Sports Medicine, Nutrition and Psychology
According to several experts, athletes are also more aware than ever of how their bodies perform, whether by keeping tabs on their heart rates, refining their nutrition regimes, planning out training cycles to peak at the perfect time or monitoring recovery times.
"We know more about the human body, we know more about how to train -- when to put a stress on the training sessions, when to pull it back and let them recover," Ingram said. "The great coaches know exactly how much stress and pressure to apply."
Given the pressures of performing one's best on race day, mental analysis is part of that assessment, thanks to the rise of sports psychology.
Robert Troutwine, a psychologist in Liberty, Mo., who consults for NFL, NBA and MLB teams to help evaluate whether particular athletes are good hires, uses tools called psychometrics to examine competitors' personalities and behavior traits. He said that since the incorporation of psychology into sports in the early 80s, the practice has proved its staying power by way of good draft picks, playoff titles and championship rings.

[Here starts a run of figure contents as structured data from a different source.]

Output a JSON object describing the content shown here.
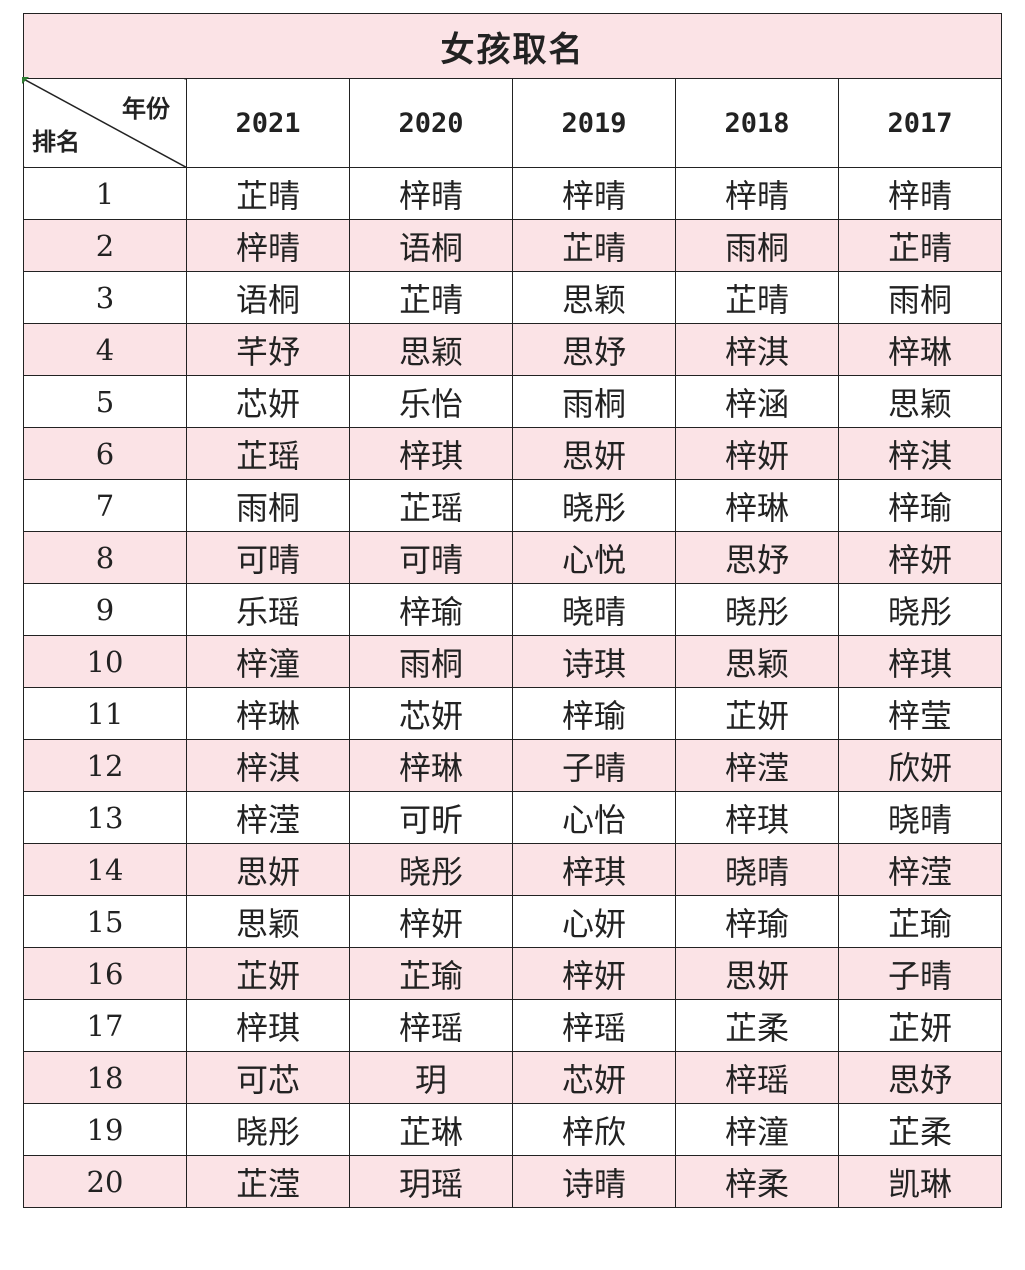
{
  "title": "女孩取名",
  "corner": {
    "year_label": "年份",
    "rank_label": "排名"
  },
  "years": [
    "2021",
    "2020",
    "2019",
    "2018",
    "2017"
  ],
  "rows": [
    {
      "rank": "1",
      "names": [
        "芷晴",
        "梓晴",
        "梓晴",
        "梓晴",
        "梓晴"
      ]
    },
    {
      "rank": "2",
      "names": [
        "梓晴",
        "语桐",
        "芷晴",
        "雨桐",
        "芷晴"
      ]
    },
    {
      "rank": "3",
      "names": [
        "语桐",
        "芷晴",
        "思颖",
        "芷晴",
        "雨桐"
      ]
    },
    {
      "rank": "4",
      "names": [
        "芊妤",
        "思颖",
        "思妤",
        "梓淇",
        "梓琳"
      ]
    },
    {
      "rank": "5",
      "names": [
        "芯妍",
        "乐怡",
        "雨桐",
        "梓涵",
        "思颖"
      ]
    },
    {
      "rank": "6",
      "names": [
        "芷瑶",
        "梓琪",
        "思妍",
        "梓妍",
        "梓淇"
      ]
    },
    {
      "rank": "7",
      "names": [
        "雨桐",
        "芷瑶",
        "晓彤",
        "梓琳",
        "梓瑜"
      ]
    },
    {
      "rank": "8",
      "names": [
        "可晴",
        "可晴",
        "心悦",
        "思妤",
        "梓妍"
      ]
    },
    {
      "rank": "9",
      "names": [
        "乐瑶",
        "梓瑜",
        "晓晴",
        "晓彤",
        "晓彤"
      ]
    },
    {
      "rank": "10",
      "names": [
        "梓潼",
        "雨桐",
        "诗琪",
        "思颖",
        "梓琪"
      ]
    },
    {
      "rank": "11",
      "names": [
        "梓琳",
        "芯妍",
        "梓瑜",
        "芷妍",
        "梓莹"
      ]
    },
    {
      "rank": "12",
      "names": [
        "梓淇",
        "梓琳",
        "子晴",
        "梓滢",
        "欣妍"
      ]
    },
    {
      "rank": "13",
      "names": [
        "梓滢",
        "可昕",
        "心怡",
        "梓琪",
        "晓晴"
      ]
    },
    {
      "rank": "14",
      "names": [
        "思妍",
        "晓彤",
        "梓琪",
        "晓晴",
        "梓滢"
      ]
    },
    {
      "rank": "15",
      "names": [
        "思颖",
        "梓妍",
        "心妍",
        "梓瑜",
        "芷瑜"
      ]
    },
    {
      "rank": "16",
      "names": [
        "芷妍",
        "芷瑜",
        "梓妍",
        "思妍",
        "子晴"
      ]
    },
    {
      "rank": "17",
      "names": [
        "梓琪",
        "梓瑶",
        "梓瑶",
        "芷柔",
        "芷妍"
      ]
    },
    {
      "rank": "18",
      "names": [
        "可芯",
        "玥",
        "芯妍",
        "梓瑶",
        "思妤"
      ]
    },
    {
      "rank": "19",
      "names": [
        "晓彤",
        "芷琳",
        "梓欣",
        "梓潼",
        "芷柔"
      ]
    },
    {
      "rank": "20",
      "names": [
        "芷滢",
        "玥瑶",
        "诗晴",
        "梓柔",
        "凯琳"
      ]
    }
  ],
  "colors": {
    "band": "#fbe3e6",
    "border": "#222222",
    "cell_marker": "#2e7d32"
  }
}
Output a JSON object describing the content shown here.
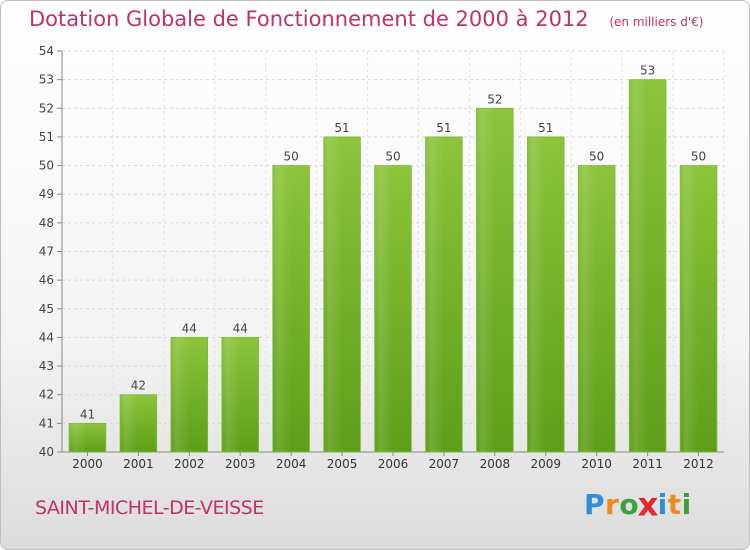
{
  "header": {
    "title": "Dotation Globale de Fonctionnement de 2000 à 2012",
    "unit": "(en milliers d'€)"
  },
  "footer": {
    "commune": "SAINT-MICHEL-DE-VEISSE",
    "logo_letters": [
      "P",
      "r",
      "o",
      "x",
      "i",
      "t",
      "i"
    ],
    "logo_colors": [
      "#2f8fd6",
      "#f08a1c",
      "#3aa03a",
      "#e0282e",
      "#2f8fd6",
      "#f08a1c",
      "#3aa03a"
    ]
  },
  "chart_data": {
    "type": "bar",
    "categories": [
      "2000",
      "2001",
      "2002",
      "2003",
      "2004",
      "2005",
      "2006",
      "2007",
      "2008",
      "2009",
      "2010",
      "2011",
      "2012"
    ],
    "values": [
      41,
      42,
      44,
      44,
      50,
      51,
      50,
      51,
      52,
      51,
      50,
      53,
      50
    ],
    "title": "Dotation Globale de Fonctionnement de 2000 à 2012",
    "subtitle": "(en milliers d'€)",
    "xlabel": "",
    "ylabel": "",
    "ylim": [
      40,
      54
    ],
    "yticks": [
      40,
      41,
      42,
      43,
      44,
      45,
      46,
      47,
      48,
      49,
      50,
      51,
      52,
      53,
      54
    ],
    "grid": true,
    "bar_color": "#8cc43c",
    "bar_color_dark": "#5e9e1a"
  }
}
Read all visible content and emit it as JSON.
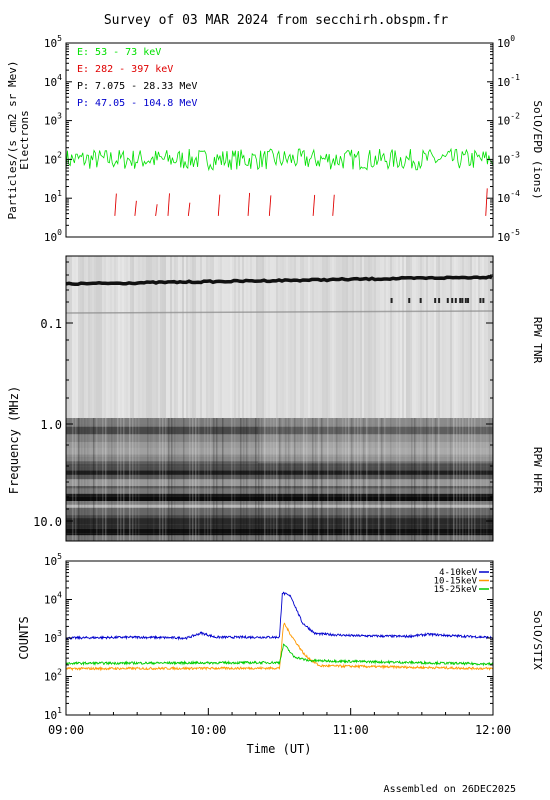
{
  "page_title": "Survey of 03 MAR 2024 from secchirh.obspm.fr",
  "footer": "Assembled on 26DEC2025",
  "chart_data": [
    {
      "type": "line",
      "id": "epd",
      "ylabel": "Particles/(s cm2 sr Mev)",
      "ylabel2": "Electrons",
      "right_label": "SolO/EPD (ions)",
      "yscale": "log",
      "ylim": [
        1,
        100000
      ],
      "y_ticks": [
        "10^0",
        "10^1",
        "10^2",
        "10^3",
        "10^4",
        "10^5"
      ],
      "y2_ticks": [
        "10^-5",
        "10^-4",
        "10^-3",
        "10^-2",
        "10^-1",
        "10^0"
      ],
      "legend_position": "top-left",
      "series": [
        {
          "name": "E: 53 - 73 keV",
          "color": "#00e000",
          "baseline": 100,
          "spread": 0.45
        },
        {
          "name": "E: 282 - 397 keV",
          "color": "#e00000",
          "baseline": 6,
          "sporadic": true
        },
        {
          "name": "P: 7.075 - 28.33 MeV",
          "color": "#000000"
        },
        {
          "name": "P: 47.05 - 104.8 MeV",
          "color": "#0000cc"
        }
      ]
    },
    {
      "type": "heatmap",
      "id": "rpw",
      "ylabel": "Frequency (MHz)",
      "yscale": "log",
      "y_ticks": [
        "0.1",
        "1.0",
        "10.0"
      ],
      "right_labels": [
        "RPW TNR",
        "RPW HFR"
      ],
      "colormap": "grayscale"
    },
    {
      "type": "line",
      "id": "stix",
      "ylabel": "COUNTS",
      "right_label": "SolO/STIX",
      "yscale": "log",
      "ylim": [
        10,
        100000
      ],
      "y_ticks": [
        "10^1",
        "10^2",
        "10^3",
        "10^4",
        "10^5"
      ],
      "xlabel": "Time (UT)",
      "x_ticks": [
        "09:00",
        "10:00",
        "11:00",
        "12:00"
      ],
      "xlim_hours": [
        9,
        12
      ],
      "legend_position": "top-right",
      "series": [
        {
          "name": "4-10keV",
          "color": "#0000cc",
          "points": [
            [
              9.0,
              1000
            ],
            [
              9.5,
              1050
            ],
            [
              9.85,
              1000
            ],
            [
              9.95,
              1350
            ],
            [
              10.05,
              1050
            ],
            [
              10.5,
              1050
            ],
            [
              10.52,
              15000
            ],
            [
              10.58,
              12000
            ],
            [
              10.66,
              2500
            ],
            [
              10.75,
              1300
            ],
            [
              11.0,
              1150
            ],
            [
              11.4,
              1100
            ],
            [
              11.55,
              1250
            ],
            [
              11.7,
              1150
            ],
            [
              11.95,
              1050
            ],
            [
              12.0,
              1000
            ]
          ]
        },
        {
          "name": "10-15keV",
          "color": "#ff9900",
          "points": [
            [
              9.0,
              160
            ],
            [
              10.5,
              165
            ],
            [
              10.53,
              2500
            ],
            [
              10.58,
              1200
            ],
            [
              10.68,
              350
            ],
            [
              10.78,
              190
            ],
            [
              12.0,
              160
            ]
          ]
        },
        {
          "name": "15-25keV",
          "color": "#00cc00",
          "points": [
            [
              9.0,
              220
            ],
            [
              10.5,
              230
            ],
            [
              10.53,
              700
            ],
            [
              10.6,
              330
            ],
            [
              10.7,
              260
            ],
            [
              12.0,
              210
            ]
          ]
        }
      ]
    }
  ]
}
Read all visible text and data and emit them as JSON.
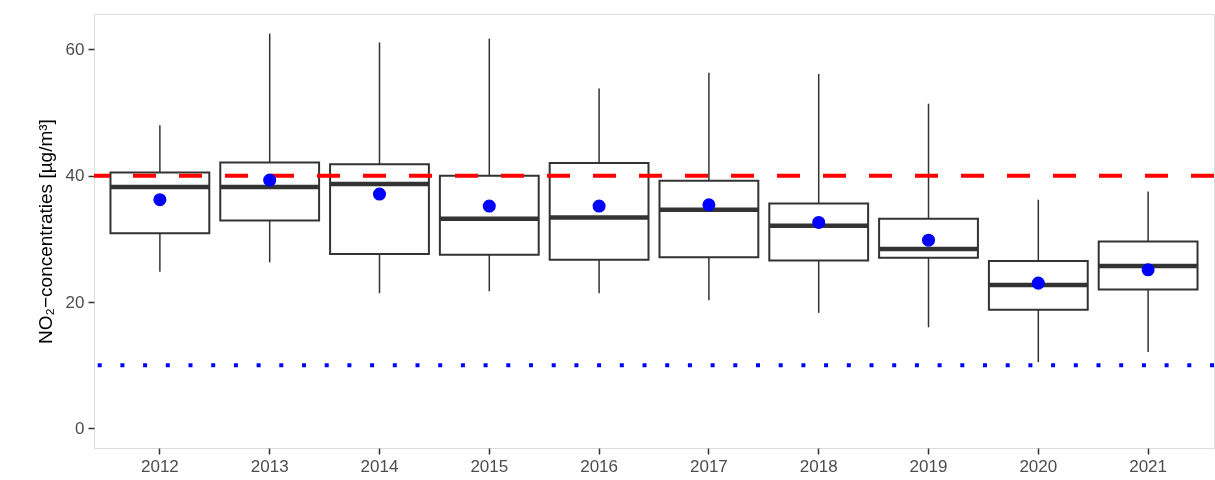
{
  "chart_data": {
    "type": "box",
    "ylabel": "NO₂−concentraties [µg/m³]",
    "categories": [
      "2012",
      "2013",
      "2014",
      "2015",
      "2016",
      "2017",
      "2018",
      "2019",
      "2020",
      "2021"
    ],
    "ylim": [
      -3.1,
      65.6
    ],
    "yticks": [
      0,
      20,
      40,
      60
    ],
    "grid": false,
    "series": [
      {
        "color": "#333333",
        "boxes": [
          {
            "low": 24.8,
            "q1": 30.9,
            "median": 38.2,
            "q3": 40.5,
            "high": 48.0
          },
          {
            "low": 26.3,
            "q1": 32.9,
            "median": 38.2,
            "q3": 42.1,
            "high": 62.5
          },
          {
            "low": 21.4,
            "q1": 27.6,
            "median": 38.7,
            "q3": 41.8,
            "high": 61.1
          },
          {
            "low": 21.7,
            "q1": 27.5,
            "median": 33.2,
            "q3": 40.0,
            "high": 61.7
          },
          {
            "low": 21.4,
            "q1": 26.7,
            "median": 33.4,
            "q3": 42.0,
            "high": 53.8
          },
          {
            "low": 20.3,
            "q1": 27.1,
            "median": 34.6,
            "q3": 39.2,
            "high": 56.3
          },
          {
            "low": 18.3,
            "q1": 26.6,
            "median": 32.1,
            "q3": 35.6,
            "high": 56.1
          },
          {
            "low": 16.0,
            "q1": 27.0,
            "median": 28.4,
            "q3": 33.2,
            "high": 51.4
          },
          {
            "low": 10.5,
            "q1": 18.8,
            "median": 22.7,
            "q3": 26.5,
            "high": 36.2
          },
          {
            "low": 12.1,
            "q1": 22.0,
            "median": 25.7,
            "q3": 29.6,
            "high": 37.5
          }
        ]
      },
      {
        "type": "scatter",
        "color": "#0000ff",
        "marker": "circle",
        "values": [
          36.2,
          39.3,
          37.1,
          35.2,
          35.2,
          35.4,
          32.6,
          29.8,
          23.0,
          25.1
        ]
      }
    ],
    "ref_lines": [
      {
        "axis": "y",
        "value": 40,
        "color": "#ff0000",
        "line_style": "dashed"
      },
      {
        "axis": "y",
        "value": 10,
        "color": "#0000ff",
        "line_style": "dotted"
      }
    ]
  }
}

Troutwine said the correlation between physical and mental performance cannot be overlooked.
"If you really self-sacrifice and show up to training camp in top shape, that's got to have an impact on your confidence," he said. "If an athlete's been injured, you know that's a physical thing, but there's also that creeping doubt."
"We prefer to work with athletes, even executives, on an ongoing basis, because it helps them prepare for and develop habits of excellence," Crawford said. "So they're really strong and mentally tough when they need to be."
Crawford joins doctors, nutritionists, athletes and trainers May 31 in New York City to discuss the science of sports at the World Science Festival.